Langkah ini dilakukan untuk meningkatkan relevansi pendidikan tinggi dengan kebutuhan dunia kerja di masa depan.
Sekretaris Jenderal Kemendikti Saintek, Badri Munir Sukoco, mengatakan evaluasi terhadap prodi akan segera dilakukan dalam waktu dekat.
“Nanti mungkin ada beberapa hal yang harus kami eksekusi dalam waktu yang tidak terlalu lama terkait dengan prodi-prodi perlu kita pilih, kita pilah, dan kalau perlu ditutup,” ujarnya dalam Simposium Nasional Kependudukan 2026, Kamis (23/4/2026).
Menurut Badri, pemerintah akan menyusun kembali daftar program studi yang benar-benar dibutuhkan ke depan. Kajian tersebut juga melibatkan program Perguruan Tinggi Peduli Kependudukan (PTPK).
Saat ini, komposisi pendidikan tinggi dinilai tidak seimbang. Data menunjukkan sekitar 60 persen prodi berada di bidang ilmu sosial, dengan dominasi pada jurusan kependidikan atau keguruan.

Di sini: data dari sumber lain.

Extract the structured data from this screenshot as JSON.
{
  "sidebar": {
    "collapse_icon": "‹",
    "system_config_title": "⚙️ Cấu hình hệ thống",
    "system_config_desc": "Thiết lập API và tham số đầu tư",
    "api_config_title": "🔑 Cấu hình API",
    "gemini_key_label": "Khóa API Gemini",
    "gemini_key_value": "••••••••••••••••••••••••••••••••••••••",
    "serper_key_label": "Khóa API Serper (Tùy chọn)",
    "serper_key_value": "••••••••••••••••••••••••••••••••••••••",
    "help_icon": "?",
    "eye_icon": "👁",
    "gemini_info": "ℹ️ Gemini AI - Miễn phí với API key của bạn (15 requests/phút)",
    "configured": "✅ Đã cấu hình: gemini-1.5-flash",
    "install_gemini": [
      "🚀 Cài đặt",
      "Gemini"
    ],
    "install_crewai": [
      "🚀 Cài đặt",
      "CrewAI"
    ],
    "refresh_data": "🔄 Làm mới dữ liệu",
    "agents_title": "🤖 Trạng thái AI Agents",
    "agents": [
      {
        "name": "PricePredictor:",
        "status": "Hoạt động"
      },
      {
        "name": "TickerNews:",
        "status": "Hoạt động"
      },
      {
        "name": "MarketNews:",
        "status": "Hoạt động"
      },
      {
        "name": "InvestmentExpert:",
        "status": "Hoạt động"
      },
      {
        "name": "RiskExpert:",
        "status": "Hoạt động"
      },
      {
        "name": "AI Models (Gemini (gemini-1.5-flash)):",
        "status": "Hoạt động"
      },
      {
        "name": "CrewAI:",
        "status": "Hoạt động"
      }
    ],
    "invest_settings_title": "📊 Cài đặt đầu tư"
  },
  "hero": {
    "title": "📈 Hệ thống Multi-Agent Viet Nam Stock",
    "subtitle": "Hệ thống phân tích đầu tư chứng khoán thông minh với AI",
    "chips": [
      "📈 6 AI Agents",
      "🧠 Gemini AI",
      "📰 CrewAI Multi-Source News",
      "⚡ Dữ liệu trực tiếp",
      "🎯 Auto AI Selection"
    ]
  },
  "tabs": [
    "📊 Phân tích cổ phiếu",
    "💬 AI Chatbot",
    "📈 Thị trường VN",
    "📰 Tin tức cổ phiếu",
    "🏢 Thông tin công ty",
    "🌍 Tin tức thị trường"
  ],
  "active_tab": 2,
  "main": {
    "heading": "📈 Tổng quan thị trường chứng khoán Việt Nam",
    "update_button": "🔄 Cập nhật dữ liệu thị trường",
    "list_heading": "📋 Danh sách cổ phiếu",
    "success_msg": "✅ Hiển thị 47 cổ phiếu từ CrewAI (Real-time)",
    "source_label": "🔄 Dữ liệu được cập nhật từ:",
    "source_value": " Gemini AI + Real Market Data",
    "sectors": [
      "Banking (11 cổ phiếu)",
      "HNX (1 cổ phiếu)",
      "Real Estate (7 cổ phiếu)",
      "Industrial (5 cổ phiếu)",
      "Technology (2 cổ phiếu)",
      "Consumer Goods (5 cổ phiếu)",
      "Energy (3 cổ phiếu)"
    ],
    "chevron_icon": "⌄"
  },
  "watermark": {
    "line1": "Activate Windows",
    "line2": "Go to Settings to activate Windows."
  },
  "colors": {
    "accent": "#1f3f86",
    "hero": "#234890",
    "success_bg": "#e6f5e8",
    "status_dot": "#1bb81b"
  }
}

Ketimpangan ini berdampak langsung pada pasar kerja.
Setiap tahun, sekitar 490.000 lulusan kependidikan dihasilkan. Namun, lowongan yang tersedia untuk guru dan fasilitator taman kanak-kanak hanya sekitar 20.000 posisi.
“Jadi yang 470.000 tidak punya pekerjaan,” kata Badri.